The pictures on the front of the paper fans reminded me of postcards.
One showed men in suits and boater hats eyeing sunbathers on a beach from a boardwalk at the Jersey shore. Another showed byway scenes to New York, topped by the city’s skyscrapers. Still another showed boats and cars at the new waterfront terminal in Camden, NJ, along with the Broadway Flyer train.
All were featured on fans promoting Sunday excursions on the Reading Lines, whose trains could take you from Philadelphia to the Jersey shore to the coal region of Pennsylvania and the streets of New York. Depending on where you lived, you could get to your destination for as little at $1.75 or as much as $4 (a trip from Philadelphia up the Hudson River in New York).
The fans were dated 1923 and 1925.
Despite their commercialization, the fans also offered a bit of history through pictures. Here’s some of what I found interesting:
The Reading Lines was the popular name for the Reading Company. This was a railroad conglomerate that grew out of the Philadelphia & Reading Railroad (P&R) in 1923. The line lasted 1976 when it was acquired by Conrail.
The P&R itself was formed in 1833 as a 94-mile railroad to carry anthracite coal to places in Pennsylvania, New Jersey and Delaware. It became one of the largest corporations in the country by the 1870s and remained so until after World War II. Its trains were some of the fastest in the world, and the Boardwalk Flyer was said to have broken records to Atlantic City.
The Boardwalk Flyer was a huge train that transported folks from Philadelphia to Atlantic City at a time when the Reading Company was competing for the Atlantic City market with Pennsylvania Railroad. Back then, Atlantic City was the place to go – it was called “the playground of the world” – for both the wealthy and working class, and rail made getting to the shore both quick and inexpensive.
One historian tells the story about a rivalry between the two that involved parade floats. It seems that the Pennsylvania had already won the grand prize for a float in an Atlantic City parade. The owners of the Reading wanted to one-up the company with its own original and magnificent float.
Its workers made a life-size replica of the 227-ton Broadway Flyer. It was secreted into the city until the day of the parade in 1925, and then the big train was paraded down the Boardwalk. The replica looked so real that some folks were afraid the Boardwalk would collapse under it. It did not, and the Reading Lines won the grand prize.

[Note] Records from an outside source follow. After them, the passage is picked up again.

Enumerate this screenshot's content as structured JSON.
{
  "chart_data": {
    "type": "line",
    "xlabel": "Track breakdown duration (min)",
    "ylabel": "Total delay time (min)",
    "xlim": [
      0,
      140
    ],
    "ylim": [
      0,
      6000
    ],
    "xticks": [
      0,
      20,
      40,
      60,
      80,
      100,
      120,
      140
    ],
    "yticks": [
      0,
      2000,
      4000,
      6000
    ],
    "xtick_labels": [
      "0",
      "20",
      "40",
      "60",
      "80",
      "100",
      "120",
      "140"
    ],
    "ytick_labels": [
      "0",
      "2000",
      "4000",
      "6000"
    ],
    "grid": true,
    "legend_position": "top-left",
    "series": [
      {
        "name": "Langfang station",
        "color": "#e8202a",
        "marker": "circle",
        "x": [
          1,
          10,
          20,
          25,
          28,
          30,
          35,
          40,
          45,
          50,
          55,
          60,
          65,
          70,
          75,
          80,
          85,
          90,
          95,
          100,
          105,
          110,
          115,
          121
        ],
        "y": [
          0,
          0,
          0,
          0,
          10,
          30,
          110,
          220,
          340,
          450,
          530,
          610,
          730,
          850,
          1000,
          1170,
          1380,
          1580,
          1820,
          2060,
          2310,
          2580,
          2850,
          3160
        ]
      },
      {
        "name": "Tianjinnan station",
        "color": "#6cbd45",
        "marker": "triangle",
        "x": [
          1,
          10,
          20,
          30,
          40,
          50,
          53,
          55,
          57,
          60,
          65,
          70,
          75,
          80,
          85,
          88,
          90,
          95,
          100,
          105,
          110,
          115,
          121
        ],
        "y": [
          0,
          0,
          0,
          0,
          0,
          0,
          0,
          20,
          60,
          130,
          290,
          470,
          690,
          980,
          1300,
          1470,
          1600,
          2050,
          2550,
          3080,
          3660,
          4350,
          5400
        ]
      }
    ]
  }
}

Butterfly sheds were not sheds but open-air canopies covering the outside waiting areas at train terminals. They were so-called because the roofs flowed upward in a wing shape to form the canopy. The sheds were made to resemble terminals in London.
They became very popular in the 1920s because they offered more ventilation from train fumes and protection for passengers – unlike the earlier covered shed-like design.